Personal information
- Born: February 19, 2001 (age 25) Prijepolje, Serbia, FR Yugoslavia
- Listed height: 2.06 m (6 ft 9 in)
- Listed weight: 93 kg (205 lb)

Career information
- Playing career: 2018–present

Career history
- 2018–2023: Mega Basket
- 2018–2020: → OKK Beograd
- 2021–2022: → Podgorica
- 2022–2023: → Borac Banja Luka
- 2023–2025: Spójnia Stargard
- 2025–2026: Twarde Pierniki Toruń

= Aleksandar Langović =

Serbian basketball player (born 2001)

Aleksandar Langović (Александар Ланговић; born February 19, 2001) is a Serbian professional basketball player who last played for Twarde Pierniki Toruń of the Polish Basketball League (PLK).

== Early career ==
Langović joined the youth teams of Mega Basket in 2015. In August 2018, he participated at the Basketball Without Borders Europe camp in Belgrade, Serbia. Langović was selected to the all-tournament team for the 2018–19 season of the Next Generation Tournament. He played a key role in Mega reaching the championship game with 12.0 points, 5.3 rebounds and 2.3 assists per game.

== Professional career ==
Prior to the 2018–19 ABA League First Division season, Langović was promoted to the Mega Bemax first team. Also, he was added to OKK Beograd team for the 2018–19 Basketball League of Serbia season as a two-way affiliate player. On April 18, 2018, he made his OKK Beograd debut and the first career start in a road win against Dunav with 9 points, 6 rebounds, and 1 assist.

On 18 June 2021, Langović was loaned out to Podgorica.

On August 8, 2023, he signed with Spójnia Stargard of the Polish Basketball League (PLK).

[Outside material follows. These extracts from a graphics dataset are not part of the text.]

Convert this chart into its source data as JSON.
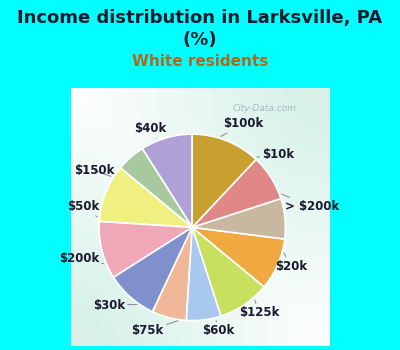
{
  "title": "Income distribution in Larksville, PA\n(%)",
  "subtitle": "White residents",
  "background_color": "#00FFFF",
  "labels": [
    "$100k",
    "$10k",
    "> $200k",
    "$20k",
    "$125k",
    "$60k",
    "$75k",
    "$30k",
    "$200k",
    "$50k",
    "$150k",
    "$40k"
  ],
  "sizes": [
    9,
    5,
    10,
    10,
    9,
    6,
    6,
    9,
    9,
    7,
    8,
    12
  ],
  "colors": [
    "#b0a0d8",
    "#a8c8a0",
    "#f0f080",
    "#f0a8b8",
    "#8090cc",
    "#f0b898",
    "#a8c8f0",
    "#c8e060",
    "#f0a840",
    "#c8b8a0",
    "#e08888",
    "#c8a030"
  ],
  "startangle": 90,
  "title_fontsize": 13,
  "subtitle_fontsize": 11,
  "label_fontsize": 8.5
}
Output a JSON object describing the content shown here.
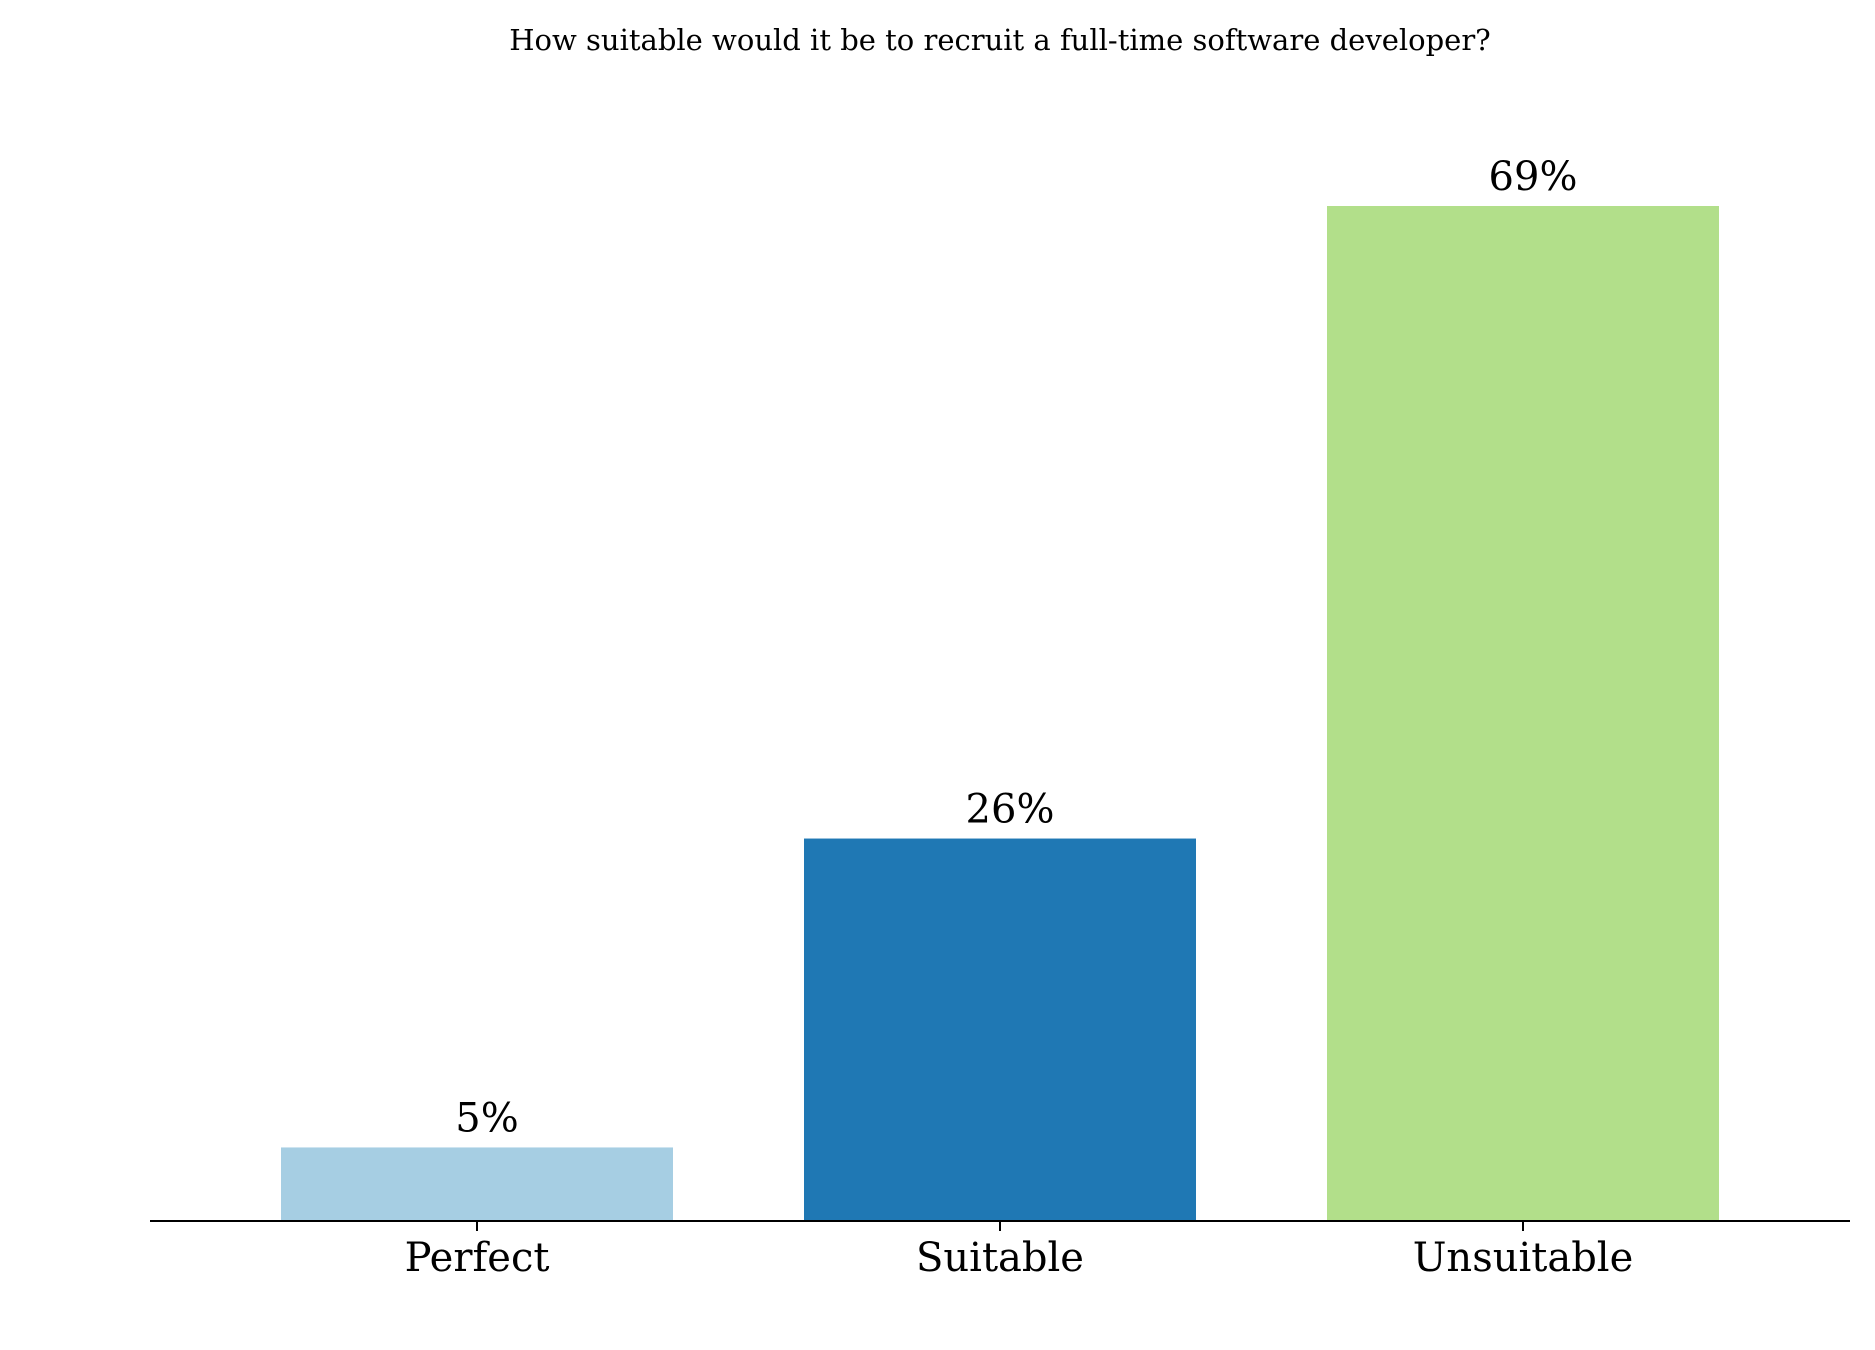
{
  "chart_data": {
    "type": "bar",
    "title": "How suitable would it be to recruit a full-time software developer?",
    "categories": [
      "Perfect",
      "Suitable",
      "Unsuitable"
    ],
    "values": [
      5,
      26,
      69
    ],
    "value_labels": [
      "5%",
      "26%",
      "69%"
    ],
    "colors": [
      "#a6cee3",
      "#1f78b4",
      "#b2df8a"
    ],
    "ylim": [
      0,
      75
    ],
    "grid": false,
    "y_axis_visible": false
  }
}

On June 25, 2025, he signed with Twarde Pierniki Toruń of the Polish Basketball League (PLK).

== National team career ==
Langović was a member of the Serbian under-16 team that won the bronze medal at the 2017 FIBA Europe Under-16 Championship in Montenegro. Over seven tournament games, he averaged 10.3 points, 6.4 rebounds and 0.4 assists per game. He was a member of the Serbian under-17 team that participated at the 2018 FIBA Under-17 Basketball World Cup in Argentina. Over seven tournament games, he averaged 9.1 points, 7.0 rebounds and 0.6 assists per game.